(Originally published in the New York Jewish Week)
There’s never been a test like the English Language Arts exam given earlier this year to New York’s fourth-graders, on whose slender shoulders and relatively poor grades now rests much of the current discussion of what is wrong with the education of our children.
These mostly 9-year olds — some were only 8 at the time of the test — must know what it is to be guinea pigs in a glass house whose walls are surrounded by politicians, journalists, educational bureaucrats and other onlookers who have invested a trivial pursuit with undeserved significance.
First there were the front-page stories detailing how poorly most of the students had done on a test they should have had little difficulty in passing, provided that they were properly taught and had the requisite skills. The Jewish media chipped in with articles showing how each school had fared and with the doleful news that too many of the most Orthodox yeshivas were guilty of a shande far der yidden — disgrace of the Jews — because of their poor performance.
Then there were reports of the tens of thousands of failing students who were required to attend summer school and of the many who would be left back. Now we have the news that some of the test results were misinterpreted by CTB/McGraw-Hill, the company that developed key parts of the test, so that overall the students did not do as poorly as was first reported.
McGraw-Hill owns and has copyrighted the exam. It cannot “be reproduced or distributed in any form by any means, or stored in a database or retrieval system, without the prior written permission of the publisher.” The instruction manual contains repeated warnings against duplication and requires that teachers sign a document averring that they “are not to discuss this test, show it to anyone, or photocopy these materials.”
Taken literally — and there is no reason why it should be read otherwise — this means that teachers cannot discuss any aspect of the exam with fellow teachers or with their supervisors.
For all of the attention that has been paid, there has been nary a comment about the appropriateness of a public test required of all fourth-graders in New York being the private property of an outside business that has barred any of the documents from being reproduced. On occasion, The New York Times publishes SAT questions or parts of other exams and, yet, for all of the coverage that has been given to the English Arts Test, it has had nothing to say about the test itself and the rules established by McGraw-Hill.
As president of the Rabbi Jacob Joseph School, I am involved with three schools whose students took the test. One school did poorly, another performed fairly well and the third did very well.
Because of this responsibility and my intensive involvement in day-school education, I wanted to have more than a second-hand view of what had transpired, which meant getting the exam material. Because I did not know of the McGraw-Hill embargo, I mistakenly assumed that this would be an easy task.
Ultimately, persistence paid off and I have the material. I believe that it is wrongful to keep these tests hidden from the public. Regents exams are public information, as are nearly all other standardized tests, including those for admission to college, graduate and professional schools. An entire industry has arisen around test-preparation. The McGraw-Hill folks should be well compensated for their efforts, as I am sure they are, and they also should learn how to properly interpret material that they have produced. Beyond this, standardized, governmentally mandated and funded tests must be regarded as public information. The right to know, so vigorously asserted in more tenuous situations, must override the monopolistic impulse of a private corporation.
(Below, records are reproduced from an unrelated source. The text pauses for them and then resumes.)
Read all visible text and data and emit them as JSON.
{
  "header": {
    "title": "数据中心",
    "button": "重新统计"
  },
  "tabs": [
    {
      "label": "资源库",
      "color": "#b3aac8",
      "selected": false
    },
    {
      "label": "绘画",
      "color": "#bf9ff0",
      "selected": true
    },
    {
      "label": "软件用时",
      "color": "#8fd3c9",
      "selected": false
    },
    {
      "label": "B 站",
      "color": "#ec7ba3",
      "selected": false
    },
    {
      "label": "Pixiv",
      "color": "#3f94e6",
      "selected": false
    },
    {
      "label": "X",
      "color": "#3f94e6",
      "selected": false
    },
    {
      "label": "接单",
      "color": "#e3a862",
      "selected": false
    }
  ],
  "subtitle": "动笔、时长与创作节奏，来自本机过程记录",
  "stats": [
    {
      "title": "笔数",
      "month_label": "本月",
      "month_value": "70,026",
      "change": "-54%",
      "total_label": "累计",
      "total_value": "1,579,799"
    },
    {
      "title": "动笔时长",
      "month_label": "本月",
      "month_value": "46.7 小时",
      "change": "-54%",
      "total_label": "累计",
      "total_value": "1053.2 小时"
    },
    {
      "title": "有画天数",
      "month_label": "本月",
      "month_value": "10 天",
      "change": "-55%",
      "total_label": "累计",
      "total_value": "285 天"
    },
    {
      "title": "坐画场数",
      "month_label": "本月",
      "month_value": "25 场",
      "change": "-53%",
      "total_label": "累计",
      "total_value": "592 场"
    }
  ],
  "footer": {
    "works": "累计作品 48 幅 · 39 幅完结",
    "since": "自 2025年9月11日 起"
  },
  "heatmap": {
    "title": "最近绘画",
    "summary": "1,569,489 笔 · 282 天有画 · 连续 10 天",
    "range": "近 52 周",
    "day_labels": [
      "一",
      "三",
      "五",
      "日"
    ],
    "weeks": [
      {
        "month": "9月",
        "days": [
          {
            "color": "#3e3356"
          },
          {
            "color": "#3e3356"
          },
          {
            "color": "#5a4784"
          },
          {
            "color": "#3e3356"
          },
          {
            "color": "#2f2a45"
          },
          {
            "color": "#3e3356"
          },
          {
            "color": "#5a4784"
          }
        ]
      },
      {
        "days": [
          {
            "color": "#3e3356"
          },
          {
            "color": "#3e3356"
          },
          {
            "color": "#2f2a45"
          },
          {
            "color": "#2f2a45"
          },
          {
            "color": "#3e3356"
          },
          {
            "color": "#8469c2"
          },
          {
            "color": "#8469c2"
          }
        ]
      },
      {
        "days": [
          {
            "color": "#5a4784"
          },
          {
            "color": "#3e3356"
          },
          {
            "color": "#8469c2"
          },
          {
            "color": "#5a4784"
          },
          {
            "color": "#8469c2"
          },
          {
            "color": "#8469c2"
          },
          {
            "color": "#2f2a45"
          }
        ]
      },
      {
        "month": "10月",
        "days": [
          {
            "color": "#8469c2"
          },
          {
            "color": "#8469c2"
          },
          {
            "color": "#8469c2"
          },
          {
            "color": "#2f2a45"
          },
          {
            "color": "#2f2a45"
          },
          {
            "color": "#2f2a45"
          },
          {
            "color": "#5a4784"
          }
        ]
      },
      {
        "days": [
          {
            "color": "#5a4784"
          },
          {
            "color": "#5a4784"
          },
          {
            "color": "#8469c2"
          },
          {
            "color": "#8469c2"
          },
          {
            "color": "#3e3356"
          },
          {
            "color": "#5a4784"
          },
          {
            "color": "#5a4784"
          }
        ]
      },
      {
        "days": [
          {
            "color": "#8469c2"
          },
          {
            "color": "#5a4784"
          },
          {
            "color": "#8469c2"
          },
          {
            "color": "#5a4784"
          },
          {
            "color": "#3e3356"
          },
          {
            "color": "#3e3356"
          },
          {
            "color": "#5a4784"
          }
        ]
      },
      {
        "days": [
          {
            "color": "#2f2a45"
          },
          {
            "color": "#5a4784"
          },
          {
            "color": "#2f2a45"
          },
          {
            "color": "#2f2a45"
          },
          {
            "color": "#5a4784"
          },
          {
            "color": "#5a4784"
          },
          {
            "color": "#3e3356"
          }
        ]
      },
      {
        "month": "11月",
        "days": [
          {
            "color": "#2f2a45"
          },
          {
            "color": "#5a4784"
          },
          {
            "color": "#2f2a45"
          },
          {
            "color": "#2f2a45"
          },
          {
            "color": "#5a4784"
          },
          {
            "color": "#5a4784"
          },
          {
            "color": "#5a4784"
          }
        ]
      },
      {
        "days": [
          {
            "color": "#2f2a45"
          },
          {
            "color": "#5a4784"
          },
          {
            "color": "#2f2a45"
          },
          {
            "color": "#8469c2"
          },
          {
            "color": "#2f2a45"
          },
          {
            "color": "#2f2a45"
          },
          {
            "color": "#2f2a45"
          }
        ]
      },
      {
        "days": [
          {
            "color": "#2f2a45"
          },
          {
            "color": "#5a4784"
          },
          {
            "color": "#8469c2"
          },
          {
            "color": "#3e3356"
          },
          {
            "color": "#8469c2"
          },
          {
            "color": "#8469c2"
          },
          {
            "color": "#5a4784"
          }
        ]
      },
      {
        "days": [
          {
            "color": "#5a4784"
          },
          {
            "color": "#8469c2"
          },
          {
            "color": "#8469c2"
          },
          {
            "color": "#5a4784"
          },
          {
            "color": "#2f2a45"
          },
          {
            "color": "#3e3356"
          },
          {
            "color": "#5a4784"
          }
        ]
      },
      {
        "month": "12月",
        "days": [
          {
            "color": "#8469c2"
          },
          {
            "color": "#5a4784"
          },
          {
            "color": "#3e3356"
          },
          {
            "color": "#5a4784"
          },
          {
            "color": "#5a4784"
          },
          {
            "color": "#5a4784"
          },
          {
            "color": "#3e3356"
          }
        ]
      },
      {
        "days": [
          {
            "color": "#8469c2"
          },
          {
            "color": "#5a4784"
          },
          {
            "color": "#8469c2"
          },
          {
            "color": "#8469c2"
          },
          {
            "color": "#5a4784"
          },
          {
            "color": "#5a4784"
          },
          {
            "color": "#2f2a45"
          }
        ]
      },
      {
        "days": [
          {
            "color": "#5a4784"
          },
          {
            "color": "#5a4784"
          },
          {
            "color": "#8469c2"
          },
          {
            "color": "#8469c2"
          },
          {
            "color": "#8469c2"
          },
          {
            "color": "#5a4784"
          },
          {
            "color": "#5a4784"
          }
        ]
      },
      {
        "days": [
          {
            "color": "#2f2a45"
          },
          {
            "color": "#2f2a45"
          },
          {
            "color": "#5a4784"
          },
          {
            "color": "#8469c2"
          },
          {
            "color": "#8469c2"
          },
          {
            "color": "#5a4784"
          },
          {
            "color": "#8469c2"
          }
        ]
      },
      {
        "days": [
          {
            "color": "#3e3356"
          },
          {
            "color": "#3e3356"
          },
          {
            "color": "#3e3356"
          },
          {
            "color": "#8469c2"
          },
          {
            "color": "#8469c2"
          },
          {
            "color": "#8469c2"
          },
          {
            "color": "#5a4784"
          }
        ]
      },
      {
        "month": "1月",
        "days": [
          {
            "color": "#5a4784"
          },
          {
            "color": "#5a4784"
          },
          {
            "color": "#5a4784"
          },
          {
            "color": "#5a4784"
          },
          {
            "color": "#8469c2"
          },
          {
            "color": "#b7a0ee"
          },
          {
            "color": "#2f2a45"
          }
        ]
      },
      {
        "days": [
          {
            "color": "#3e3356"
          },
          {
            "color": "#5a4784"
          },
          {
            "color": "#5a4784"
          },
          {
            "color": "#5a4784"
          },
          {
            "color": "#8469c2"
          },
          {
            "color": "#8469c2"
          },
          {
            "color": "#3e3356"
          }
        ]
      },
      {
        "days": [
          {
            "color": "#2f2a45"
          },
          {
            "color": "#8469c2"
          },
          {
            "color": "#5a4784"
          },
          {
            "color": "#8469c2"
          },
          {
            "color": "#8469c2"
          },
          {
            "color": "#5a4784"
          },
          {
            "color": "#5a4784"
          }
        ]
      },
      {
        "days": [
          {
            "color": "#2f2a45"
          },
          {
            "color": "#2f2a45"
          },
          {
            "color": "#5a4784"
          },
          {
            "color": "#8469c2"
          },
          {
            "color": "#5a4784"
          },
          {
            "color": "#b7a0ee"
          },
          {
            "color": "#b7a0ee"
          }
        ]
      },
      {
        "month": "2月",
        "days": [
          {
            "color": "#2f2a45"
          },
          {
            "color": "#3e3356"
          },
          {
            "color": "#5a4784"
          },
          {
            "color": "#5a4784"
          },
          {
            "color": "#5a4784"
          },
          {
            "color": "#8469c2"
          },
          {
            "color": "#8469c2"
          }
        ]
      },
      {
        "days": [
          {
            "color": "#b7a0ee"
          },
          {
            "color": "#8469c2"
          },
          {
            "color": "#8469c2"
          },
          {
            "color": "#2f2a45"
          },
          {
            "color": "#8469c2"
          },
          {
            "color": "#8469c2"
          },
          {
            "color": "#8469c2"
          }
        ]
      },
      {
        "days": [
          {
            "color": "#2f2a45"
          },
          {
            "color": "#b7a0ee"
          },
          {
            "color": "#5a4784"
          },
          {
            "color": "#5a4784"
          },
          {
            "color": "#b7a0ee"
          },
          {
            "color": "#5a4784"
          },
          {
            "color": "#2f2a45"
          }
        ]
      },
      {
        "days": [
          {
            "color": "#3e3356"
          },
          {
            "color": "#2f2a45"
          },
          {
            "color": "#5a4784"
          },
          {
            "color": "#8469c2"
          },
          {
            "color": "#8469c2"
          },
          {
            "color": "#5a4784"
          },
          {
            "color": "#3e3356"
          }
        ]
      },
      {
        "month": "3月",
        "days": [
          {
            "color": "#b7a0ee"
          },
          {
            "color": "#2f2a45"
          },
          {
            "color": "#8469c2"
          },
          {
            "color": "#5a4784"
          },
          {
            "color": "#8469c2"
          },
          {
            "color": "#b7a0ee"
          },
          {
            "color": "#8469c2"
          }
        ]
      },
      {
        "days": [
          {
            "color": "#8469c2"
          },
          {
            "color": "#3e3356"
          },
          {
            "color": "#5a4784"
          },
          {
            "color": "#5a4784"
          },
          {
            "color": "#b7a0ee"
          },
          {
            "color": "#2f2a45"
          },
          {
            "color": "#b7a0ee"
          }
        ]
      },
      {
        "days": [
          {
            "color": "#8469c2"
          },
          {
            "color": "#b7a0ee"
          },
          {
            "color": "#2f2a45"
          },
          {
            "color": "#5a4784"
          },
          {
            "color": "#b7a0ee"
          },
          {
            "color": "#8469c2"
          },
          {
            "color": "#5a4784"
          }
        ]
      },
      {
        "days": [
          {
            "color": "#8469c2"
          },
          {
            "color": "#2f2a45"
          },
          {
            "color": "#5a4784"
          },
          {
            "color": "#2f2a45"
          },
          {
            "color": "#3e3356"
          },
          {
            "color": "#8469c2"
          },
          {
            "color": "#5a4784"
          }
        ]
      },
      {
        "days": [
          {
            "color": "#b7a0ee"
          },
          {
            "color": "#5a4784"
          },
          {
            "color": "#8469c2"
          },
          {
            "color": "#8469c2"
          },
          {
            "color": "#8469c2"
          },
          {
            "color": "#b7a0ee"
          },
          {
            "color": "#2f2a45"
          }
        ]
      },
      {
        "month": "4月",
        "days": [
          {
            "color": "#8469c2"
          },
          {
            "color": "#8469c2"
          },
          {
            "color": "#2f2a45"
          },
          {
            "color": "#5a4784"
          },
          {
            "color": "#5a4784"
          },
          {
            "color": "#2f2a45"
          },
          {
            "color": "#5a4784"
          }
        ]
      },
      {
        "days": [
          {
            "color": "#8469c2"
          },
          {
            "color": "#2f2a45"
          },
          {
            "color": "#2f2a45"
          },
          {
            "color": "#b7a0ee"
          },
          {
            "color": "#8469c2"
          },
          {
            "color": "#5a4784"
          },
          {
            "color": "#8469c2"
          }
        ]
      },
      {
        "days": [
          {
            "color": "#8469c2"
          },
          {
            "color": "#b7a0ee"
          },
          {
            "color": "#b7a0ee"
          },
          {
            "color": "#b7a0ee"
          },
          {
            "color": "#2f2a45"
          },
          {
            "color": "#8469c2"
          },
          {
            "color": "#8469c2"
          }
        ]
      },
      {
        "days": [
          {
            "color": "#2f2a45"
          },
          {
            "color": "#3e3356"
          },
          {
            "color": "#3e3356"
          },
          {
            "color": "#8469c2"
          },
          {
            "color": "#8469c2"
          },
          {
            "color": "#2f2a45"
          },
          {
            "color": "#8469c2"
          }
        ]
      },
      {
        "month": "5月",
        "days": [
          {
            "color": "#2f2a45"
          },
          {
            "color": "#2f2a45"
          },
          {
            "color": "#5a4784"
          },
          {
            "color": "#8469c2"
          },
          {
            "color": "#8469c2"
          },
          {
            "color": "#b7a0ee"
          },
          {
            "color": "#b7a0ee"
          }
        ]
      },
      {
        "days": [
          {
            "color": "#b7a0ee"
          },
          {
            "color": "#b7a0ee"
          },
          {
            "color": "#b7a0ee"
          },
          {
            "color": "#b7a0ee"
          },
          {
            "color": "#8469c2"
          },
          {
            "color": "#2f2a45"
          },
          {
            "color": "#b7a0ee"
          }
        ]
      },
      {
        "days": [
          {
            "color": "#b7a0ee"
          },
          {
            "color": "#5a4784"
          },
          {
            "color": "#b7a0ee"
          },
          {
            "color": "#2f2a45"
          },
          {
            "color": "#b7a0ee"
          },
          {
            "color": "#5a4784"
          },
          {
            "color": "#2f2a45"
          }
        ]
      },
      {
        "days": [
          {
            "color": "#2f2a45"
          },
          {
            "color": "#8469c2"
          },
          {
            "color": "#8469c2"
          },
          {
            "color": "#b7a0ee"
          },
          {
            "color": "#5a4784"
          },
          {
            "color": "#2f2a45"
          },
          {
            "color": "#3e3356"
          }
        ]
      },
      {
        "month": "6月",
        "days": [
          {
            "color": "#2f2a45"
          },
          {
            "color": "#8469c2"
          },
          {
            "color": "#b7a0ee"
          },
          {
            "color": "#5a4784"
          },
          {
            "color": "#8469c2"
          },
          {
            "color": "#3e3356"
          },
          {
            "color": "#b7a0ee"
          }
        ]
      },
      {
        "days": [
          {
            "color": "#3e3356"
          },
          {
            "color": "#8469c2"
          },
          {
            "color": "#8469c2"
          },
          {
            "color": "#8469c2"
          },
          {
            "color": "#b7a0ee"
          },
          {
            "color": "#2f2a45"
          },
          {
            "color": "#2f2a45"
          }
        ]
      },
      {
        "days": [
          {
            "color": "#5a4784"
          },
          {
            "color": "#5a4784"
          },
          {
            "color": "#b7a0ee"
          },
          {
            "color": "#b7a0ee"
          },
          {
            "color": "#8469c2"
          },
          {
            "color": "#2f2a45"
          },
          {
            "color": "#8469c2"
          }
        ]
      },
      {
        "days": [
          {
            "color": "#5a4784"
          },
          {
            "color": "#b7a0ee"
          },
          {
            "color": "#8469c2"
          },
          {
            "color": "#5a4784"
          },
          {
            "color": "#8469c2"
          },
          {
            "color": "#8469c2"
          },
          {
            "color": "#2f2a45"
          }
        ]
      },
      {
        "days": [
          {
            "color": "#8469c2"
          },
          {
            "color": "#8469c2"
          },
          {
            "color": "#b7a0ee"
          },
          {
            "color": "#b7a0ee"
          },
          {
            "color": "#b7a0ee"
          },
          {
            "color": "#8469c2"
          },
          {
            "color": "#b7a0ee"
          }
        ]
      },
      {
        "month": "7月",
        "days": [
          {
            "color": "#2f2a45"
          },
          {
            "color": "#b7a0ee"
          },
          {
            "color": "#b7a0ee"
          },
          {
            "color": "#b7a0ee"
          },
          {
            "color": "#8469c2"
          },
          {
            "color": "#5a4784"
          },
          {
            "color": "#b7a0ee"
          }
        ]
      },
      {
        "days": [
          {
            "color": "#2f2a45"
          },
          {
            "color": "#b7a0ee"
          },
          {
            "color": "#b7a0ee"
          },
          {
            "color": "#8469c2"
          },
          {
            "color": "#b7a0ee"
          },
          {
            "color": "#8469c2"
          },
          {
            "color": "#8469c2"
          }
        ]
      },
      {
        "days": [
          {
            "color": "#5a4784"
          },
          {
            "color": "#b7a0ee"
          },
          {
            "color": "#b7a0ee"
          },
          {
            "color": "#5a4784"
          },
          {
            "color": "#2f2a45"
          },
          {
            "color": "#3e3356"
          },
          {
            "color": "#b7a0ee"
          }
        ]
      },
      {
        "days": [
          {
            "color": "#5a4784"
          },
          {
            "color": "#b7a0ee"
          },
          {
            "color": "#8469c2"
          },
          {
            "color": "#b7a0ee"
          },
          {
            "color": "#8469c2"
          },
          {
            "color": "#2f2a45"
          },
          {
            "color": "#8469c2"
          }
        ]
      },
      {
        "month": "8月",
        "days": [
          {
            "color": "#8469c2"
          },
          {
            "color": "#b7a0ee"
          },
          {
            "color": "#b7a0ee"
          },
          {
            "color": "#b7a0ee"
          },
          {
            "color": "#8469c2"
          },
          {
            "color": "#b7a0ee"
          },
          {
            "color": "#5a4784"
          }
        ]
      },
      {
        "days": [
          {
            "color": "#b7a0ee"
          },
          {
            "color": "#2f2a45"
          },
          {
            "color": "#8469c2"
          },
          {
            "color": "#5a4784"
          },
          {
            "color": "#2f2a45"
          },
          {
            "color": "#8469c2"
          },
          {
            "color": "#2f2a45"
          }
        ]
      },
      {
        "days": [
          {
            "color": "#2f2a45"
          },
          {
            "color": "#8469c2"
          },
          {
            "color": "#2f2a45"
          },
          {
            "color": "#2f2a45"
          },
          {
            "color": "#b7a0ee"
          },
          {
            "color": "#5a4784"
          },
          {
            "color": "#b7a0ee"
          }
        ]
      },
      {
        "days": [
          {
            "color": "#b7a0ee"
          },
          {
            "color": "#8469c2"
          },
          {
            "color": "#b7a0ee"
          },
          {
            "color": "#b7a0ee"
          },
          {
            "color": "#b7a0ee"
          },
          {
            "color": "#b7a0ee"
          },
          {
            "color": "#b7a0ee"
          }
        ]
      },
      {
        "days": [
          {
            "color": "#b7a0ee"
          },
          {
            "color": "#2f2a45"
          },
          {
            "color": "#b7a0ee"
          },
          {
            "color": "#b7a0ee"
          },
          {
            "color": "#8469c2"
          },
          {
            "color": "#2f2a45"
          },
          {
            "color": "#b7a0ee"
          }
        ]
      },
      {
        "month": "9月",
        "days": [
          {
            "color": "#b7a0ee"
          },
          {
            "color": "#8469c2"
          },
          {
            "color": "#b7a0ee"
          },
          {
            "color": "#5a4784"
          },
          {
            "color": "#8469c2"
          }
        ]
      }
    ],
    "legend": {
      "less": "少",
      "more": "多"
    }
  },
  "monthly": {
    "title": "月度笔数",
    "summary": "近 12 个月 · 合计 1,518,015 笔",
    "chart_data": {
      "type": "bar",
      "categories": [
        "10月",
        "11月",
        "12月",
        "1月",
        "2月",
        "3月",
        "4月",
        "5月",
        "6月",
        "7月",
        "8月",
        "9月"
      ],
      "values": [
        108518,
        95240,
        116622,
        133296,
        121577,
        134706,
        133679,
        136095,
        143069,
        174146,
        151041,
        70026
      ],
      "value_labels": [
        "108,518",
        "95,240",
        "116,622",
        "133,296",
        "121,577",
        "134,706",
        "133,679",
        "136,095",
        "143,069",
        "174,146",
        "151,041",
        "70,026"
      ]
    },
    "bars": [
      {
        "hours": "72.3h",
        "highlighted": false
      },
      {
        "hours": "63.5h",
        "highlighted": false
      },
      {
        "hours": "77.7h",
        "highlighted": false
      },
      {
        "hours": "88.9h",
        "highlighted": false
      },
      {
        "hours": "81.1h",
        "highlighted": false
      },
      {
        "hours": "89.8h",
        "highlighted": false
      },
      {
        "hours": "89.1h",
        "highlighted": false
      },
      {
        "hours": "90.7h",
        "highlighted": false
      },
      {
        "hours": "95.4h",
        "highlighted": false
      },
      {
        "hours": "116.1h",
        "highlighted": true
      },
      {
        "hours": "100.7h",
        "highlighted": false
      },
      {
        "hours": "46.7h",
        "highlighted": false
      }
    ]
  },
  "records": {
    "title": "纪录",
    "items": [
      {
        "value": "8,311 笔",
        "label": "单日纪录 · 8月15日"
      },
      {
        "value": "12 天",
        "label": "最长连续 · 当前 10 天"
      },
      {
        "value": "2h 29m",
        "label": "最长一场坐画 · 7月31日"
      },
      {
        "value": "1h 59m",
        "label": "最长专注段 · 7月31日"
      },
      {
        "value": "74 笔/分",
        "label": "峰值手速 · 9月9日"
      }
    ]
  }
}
Without public disclosure, it’s not possible to have an open or reliable discussion of the suitability of this material for fourth-graders. This is not an idle issue. The new language arts test replaces a predecessor that had been discarded as too easy and therefore also unreliable. My admittedly inexpert review of the material leaves me with serious doubts as to whether the McGraw-Hill test is too difficult for too many children. At the least, this is a matter that is entitled to a public airing.
The secrecy rules imposed by McGraw-Hill contributed directly to the misinterpretation of results and to the harm done to thousands of children and their families. In fact, what occurred has as yet not been satisfactorily explained. When I received the test results from Albany, I immediately noticed that each school was given a cumulative score in the 600-700 range. There was no explanation as to what this number meant, nor was I able to get a satisfactory answer from the state officials I contacted.
The instructions for teachers and students that accompanied the test raise questions about the competency of the people who wrote the stuff. What are we to make of phrases like “an independent writing prompt” or “nationally normed test” or “shrink-wrapped packages”? To think that these are the same people who are measuring the language-arts skills of our schoolchildren.
As important as these considerations are, they may be less compelling than the wrongful barrier interposed by state and McGraw-Hill officials that deprives parents of the ability to work with their children in preparation for the test. Parents have an overriding interest in the results and many would want to work with their kids. The improper and unwise rules of the game make it difficult for them to fulfill their parental instinct and obligation.
It may be legal for the state to enter into this kind of arrangement with McGraw-Hill, although I have my doubts about this, but what is legal may not be right. It also isn’t right if none of these concerns has made it into the voluminous reports on the fourth-grade exam. New standardized tests on other subjects are to be introduced soon and, if this precedent is allowed to stand, a veil of secrecy will be imposed on them.
Let us have a public debate about the propriety of the privatization of public testing and let us allow parents entry into a process that deeply involves the educational growth and well being of their children.